I can barely read about Baby P.  It makes me feel physically sick.  Combined with anger at the sort of scum who could do such a thing - an anger that makes me want to put them up against a wall and shoot them – is a sort of numb hopelessness that it’s happened again.  Ten years after Victoria Climbie, in the same damn council, Haringey, social workers saw Baby P 60 fucking times.  He had bruises all over him, his fingernails had been torn out, his ear was fucking torn off – just what in the name of God would have made these people do something?  And of course no-one’s to blame, of course no-one’s going to lose their job over it.  After all, the inquiry conducted by Haringey council found that no-one had done anything wrong and everything in the garden was wonderful.

So David Cameron was quite right to raise this today at PMQs.  It’s a question of national importance – and Gordon Brown’s responses were first a shambles and then a disgrace.  As a stock response to a question you can’t – or won’t – answer, accusing the opposition of playing party politics is effective but limited.  Today it was grossly, offensively inappropriate.  It showed Brown as having the emotional intelligence of a Toilet Duck.  Add to that the barracking of Labour MPs of Cameron as he was asking questions – about, lest we forget, the brutal torturing to death of a baby – and it was about the least edifying experience imaginable.

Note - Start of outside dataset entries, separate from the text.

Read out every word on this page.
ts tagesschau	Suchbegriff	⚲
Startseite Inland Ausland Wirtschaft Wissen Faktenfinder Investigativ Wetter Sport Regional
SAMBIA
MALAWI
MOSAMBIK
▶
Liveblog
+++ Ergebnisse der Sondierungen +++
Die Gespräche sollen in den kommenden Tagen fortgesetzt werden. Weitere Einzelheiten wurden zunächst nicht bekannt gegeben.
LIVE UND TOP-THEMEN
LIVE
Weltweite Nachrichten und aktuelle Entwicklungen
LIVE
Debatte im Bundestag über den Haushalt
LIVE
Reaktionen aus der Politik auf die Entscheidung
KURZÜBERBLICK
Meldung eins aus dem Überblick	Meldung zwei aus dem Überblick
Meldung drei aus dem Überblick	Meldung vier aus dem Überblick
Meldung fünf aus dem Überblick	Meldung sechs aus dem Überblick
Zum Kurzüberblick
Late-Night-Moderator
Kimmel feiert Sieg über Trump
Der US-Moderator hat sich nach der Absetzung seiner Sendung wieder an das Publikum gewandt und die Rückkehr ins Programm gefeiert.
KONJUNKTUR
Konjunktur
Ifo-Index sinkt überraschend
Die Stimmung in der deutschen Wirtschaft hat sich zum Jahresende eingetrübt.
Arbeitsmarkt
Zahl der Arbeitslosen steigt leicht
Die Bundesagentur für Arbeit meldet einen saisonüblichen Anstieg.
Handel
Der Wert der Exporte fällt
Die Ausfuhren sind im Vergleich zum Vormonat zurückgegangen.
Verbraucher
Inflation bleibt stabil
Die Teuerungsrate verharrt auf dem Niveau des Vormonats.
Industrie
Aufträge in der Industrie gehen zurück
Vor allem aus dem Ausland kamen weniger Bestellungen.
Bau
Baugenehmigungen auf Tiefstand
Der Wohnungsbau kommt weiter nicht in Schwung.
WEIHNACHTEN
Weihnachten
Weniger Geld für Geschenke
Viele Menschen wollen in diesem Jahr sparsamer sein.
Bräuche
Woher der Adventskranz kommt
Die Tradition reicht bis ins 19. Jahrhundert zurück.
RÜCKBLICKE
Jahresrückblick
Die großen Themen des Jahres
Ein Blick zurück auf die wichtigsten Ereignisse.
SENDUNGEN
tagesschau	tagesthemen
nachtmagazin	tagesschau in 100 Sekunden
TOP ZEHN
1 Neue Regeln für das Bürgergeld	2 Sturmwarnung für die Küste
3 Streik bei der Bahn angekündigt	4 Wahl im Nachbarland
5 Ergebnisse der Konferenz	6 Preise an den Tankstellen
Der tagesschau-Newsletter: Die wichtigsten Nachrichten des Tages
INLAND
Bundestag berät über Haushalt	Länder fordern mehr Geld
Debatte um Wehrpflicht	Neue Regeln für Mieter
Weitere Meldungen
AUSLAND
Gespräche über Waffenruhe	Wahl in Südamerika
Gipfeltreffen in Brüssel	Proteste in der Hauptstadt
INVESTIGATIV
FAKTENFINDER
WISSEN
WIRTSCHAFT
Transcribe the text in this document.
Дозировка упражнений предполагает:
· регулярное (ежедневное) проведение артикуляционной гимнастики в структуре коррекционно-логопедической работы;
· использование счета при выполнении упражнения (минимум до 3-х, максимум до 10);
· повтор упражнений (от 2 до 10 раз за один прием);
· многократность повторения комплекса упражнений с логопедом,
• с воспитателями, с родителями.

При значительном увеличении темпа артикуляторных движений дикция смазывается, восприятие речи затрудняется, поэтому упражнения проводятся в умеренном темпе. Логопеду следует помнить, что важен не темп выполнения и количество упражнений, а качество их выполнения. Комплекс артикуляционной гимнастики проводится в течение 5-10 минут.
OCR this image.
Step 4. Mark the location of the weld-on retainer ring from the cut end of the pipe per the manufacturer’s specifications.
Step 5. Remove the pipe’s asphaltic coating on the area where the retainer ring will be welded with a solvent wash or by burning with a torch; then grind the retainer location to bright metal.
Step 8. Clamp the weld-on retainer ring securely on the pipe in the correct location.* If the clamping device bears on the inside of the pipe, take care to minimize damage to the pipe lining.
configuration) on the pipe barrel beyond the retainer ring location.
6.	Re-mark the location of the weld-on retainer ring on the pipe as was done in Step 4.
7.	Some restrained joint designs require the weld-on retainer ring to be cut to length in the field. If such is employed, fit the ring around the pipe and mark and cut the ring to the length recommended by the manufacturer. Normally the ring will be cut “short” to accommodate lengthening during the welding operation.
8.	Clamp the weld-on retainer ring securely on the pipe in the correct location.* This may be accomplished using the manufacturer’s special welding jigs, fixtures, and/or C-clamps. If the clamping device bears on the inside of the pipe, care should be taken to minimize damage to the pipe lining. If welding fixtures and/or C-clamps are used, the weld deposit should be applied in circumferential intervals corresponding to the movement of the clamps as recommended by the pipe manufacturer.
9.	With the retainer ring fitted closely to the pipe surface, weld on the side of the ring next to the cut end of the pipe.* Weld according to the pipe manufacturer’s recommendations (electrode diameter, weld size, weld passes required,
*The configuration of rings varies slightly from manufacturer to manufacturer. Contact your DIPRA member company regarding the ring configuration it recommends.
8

Charles Kennedy noted that Tony Blair would handled the entire affair much better.  But, frankly, so would virtually any sentient human being.  Brown’s utter inability to see anything through other than the prism of party political advantage has been both a strength and a weakness through his career.  It’s possible that if the next General Election is run entirely on economic issues it might continue to be an advantage.  But if there are circumstances that require a more than two-dimensional view, then he’s doomed – and deserves to be.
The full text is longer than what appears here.